Administrators also control which cloud storage buckets the workspace can access and set up security configurations like IP access lists (allowing only office IP addresses to log in).
The Databricks CLI – Working From the Command Line
The Databricks CLI (Command Line Interface) lets you interact with your workspace from a terminal.
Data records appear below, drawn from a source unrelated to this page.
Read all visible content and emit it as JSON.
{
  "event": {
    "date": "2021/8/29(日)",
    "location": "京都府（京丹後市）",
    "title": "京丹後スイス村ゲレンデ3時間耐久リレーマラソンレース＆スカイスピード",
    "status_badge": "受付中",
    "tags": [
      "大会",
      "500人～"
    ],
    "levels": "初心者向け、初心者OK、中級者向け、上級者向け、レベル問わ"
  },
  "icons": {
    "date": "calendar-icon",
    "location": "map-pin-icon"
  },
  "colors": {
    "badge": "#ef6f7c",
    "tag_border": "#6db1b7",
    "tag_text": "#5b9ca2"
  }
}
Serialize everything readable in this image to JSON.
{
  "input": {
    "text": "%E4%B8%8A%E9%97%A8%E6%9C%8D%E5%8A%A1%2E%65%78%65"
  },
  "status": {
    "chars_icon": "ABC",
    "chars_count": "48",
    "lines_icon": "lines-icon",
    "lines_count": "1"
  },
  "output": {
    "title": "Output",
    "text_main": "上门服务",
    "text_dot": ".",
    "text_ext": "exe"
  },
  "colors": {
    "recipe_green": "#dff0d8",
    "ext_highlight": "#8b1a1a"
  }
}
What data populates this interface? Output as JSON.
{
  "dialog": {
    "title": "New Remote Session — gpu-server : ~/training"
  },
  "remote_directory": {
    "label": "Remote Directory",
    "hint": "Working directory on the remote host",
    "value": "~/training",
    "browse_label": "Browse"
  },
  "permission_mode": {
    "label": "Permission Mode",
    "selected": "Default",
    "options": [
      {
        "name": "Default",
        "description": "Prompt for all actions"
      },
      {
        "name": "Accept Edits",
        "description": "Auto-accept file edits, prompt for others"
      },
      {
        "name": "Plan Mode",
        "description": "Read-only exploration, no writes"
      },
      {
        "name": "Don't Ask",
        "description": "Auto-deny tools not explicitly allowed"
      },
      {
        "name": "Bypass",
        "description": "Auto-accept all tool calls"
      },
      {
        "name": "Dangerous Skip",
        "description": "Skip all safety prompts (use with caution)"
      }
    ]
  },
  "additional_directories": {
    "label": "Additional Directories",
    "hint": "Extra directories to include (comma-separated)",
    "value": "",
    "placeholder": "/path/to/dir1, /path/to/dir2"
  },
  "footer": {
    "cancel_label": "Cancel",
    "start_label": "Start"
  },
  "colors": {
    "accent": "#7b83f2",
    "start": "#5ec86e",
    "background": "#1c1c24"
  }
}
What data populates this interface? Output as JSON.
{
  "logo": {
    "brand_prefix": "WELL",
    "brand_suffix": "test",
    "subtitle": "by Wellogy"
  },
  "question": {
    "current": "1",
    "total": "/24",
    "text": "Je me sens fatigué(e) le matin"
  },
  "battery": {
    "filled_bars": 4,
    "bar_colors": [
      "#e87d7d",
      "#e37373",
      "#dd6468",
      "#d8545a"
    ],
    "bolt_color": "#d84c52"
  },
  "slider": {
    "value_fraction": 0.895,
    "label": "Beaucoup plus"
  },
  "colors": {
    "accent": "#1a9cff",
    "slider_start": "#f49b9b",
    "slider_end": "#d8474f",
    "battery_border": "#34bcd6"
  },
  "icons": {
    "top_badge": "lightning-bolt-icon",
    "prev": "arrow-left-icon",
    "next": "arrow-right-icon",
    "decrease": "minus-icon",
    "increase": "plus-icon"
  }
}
It is useful for automating tasks like deploying notebooks, managing clusters, or uploading files.
Install it using pip:
pip install databricks-cli
Configure it with your workspace URL and access token:
databricks configure --token Host: https://your-workspace.azuredatabricks.net Token: [paste your token here]
After configuration, you can run commands like:
databricks fs ls dbfs:/ → List files in Databricks File System databricks clusters list → Show all clusters databricks jobs list → Show all scheduled jobs databricks workspace ls /Users → List notebooks in workspace
Keyboard Shortcuts in Notebooks
Knowing keyboard shortcuts speeds up your notebook workflow significantly.
DATABRICKS NOTEBOOK SHORTCUTS ────────────────────────────────── Ctrl + Enter → Run current cell Shift + Enter → Run cell and move to next Ctrl + Shift + P → Command palette Esc + A → Insert cell above Esc + B → Insert cell below Esc + D + D → Delete current cell Ctrl + Z → Undo Ctrl + / → Comment / Uncomment code
Key Points
- The Databricks Workspace is the browser-based interface where all your data work happens.
- The left sidebar provides navigation to notebooks, data catalog, compute, SQL editor, dashboards, and machine learning tools.
- All-Purpose Clusters suit interactive work; Job Clusters suit automated production pipelines; SQL Warehouses suit SQL-only analytics.
- The Catalog browser lets you explore all tables, schemas, and data assets without writing any code.
- Git integration keeps your notebook code versioned and enables collaboration through pull requests.
- Access Tokens allow external tools and scripts to connect to your Databricks workspace programmatically.
- The Databricks CLI automates workspace management tasks from the command line.